Primo passo per il milione: avere piccoli obbiettivi, chiari!

regole per diventare ricco


Il tempo stringe e la fine di questo 2015 si avvicina rapidamente. E’ tempo di fare un salto indietro e vedere che obbiettivi mi proponevo di raggiungere piu’ o meno dodici mesi fa. E’ ora di guardare cosa e’ andato per il verso giusto, in cosa ho fallito e quali sono state le sorprese ( nel bene e nel male). Senza prendersi mai troppo seriamente ma con un pizzico di autocritica bisogna capire cosa ha funzionato e cosa no, in modo da poter imparare sia dagli errori che dai successi.
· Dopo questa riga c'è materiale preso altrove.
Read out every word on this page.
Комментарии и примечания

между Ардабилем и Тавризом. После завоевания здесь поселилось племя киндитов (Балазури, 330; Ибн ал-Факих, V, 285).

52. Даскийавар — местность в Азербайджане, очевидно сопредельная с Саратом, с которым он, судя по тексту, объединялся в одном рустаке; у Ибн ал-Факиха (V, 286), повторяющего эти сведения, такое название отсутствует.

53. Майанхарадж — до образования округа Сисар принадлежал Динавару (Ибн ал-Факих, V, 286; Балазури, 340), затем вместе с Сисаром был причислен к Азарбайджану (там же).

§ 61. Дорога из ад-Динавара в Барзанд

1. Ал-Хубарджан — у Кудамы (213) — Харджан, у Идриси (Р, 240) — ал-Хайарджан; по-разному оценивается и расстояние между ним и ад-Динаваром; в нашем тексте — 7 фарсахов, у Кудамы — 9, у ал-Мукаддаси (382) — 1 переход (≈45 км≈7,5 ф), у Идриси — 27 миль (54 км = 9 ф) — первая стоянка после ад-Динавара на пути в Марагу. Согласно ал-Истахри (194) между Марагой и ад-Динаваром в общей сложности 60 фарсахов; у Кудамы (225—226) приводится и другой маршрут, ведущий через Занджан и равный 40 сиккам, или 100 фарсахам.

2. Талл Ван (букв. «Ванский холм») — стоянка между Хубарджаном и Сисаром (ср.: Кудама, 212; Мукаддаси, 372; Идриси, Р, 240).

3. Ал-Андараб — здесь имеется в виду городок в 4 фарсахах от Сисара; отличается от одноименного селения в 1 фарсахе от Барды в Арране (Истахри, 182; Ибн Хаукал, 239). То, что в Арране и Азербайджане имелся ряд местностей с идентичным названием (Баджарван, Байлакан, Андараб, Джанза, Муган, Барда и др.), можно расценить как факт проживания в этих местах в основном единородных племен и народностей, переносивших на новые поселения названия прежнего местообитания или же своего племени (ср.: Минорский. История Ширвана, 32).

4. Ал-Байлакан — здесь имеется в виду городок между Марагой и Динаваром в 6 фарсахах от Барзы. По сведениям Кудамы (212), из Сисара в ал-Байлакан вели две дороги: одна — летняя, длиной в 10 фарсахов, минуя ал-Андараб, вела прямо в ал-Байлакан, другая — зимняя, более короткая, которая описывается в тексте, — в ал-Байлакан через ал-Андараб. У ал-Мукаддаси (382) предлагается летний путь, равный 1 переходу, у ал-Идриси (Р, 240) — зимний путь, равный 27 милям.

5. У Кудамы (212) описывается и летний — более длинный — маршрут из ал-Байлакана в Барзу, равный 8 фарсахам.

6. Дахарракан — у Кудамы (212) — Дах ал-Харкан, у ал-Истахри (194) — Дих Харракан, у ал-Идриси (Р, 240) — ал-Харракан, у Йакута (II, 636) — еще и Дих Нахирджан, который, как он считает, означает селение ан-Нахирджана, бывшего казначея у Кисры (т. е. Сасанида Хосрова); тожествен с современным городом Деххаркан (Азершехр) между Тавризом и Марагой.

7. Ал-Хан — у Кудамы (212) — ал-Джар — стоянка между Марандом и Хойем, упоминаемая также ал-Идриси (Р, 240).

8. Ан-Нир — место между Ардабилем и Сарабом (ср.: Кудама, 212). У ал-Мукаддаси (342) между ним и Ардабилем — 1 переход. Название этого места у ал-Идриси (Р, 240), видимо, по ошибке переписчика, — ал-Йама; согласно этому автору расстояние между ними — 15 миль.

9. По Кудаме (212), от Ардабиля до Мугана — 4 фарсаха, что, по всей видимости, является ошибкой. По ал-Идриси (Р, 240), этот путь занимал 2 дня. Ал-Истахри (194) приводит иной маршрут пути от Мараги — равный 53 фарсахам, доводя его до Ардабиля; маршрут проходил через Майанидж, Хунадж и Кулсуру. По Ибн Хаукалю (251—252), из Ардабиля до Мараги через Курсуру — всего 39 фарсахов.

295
Nel post di fine 2014 a cui  rimando , toccavo alcune aree sui cui ho voluto focalizzarmi per l’ anno in chiusura.  Per me e’ estremamente importante crearmi degli obbiettivi tangibili e realistici da poi suddividere su base mensile. Non credo mai nei grandi salti improvvisi o colpi di fortuna, ma solo nell’ interesse composto di tante piccole, microscopiche azioni consecutive. Un anno puo’ sembrare lungo all’ inizio, ma adesso che e’ passato in un lampo cosa mi dite? Non avreste voluto anche voi avere  un piano d’azione mensile ed essere seduti oggi a guardare indietro come e’ andata?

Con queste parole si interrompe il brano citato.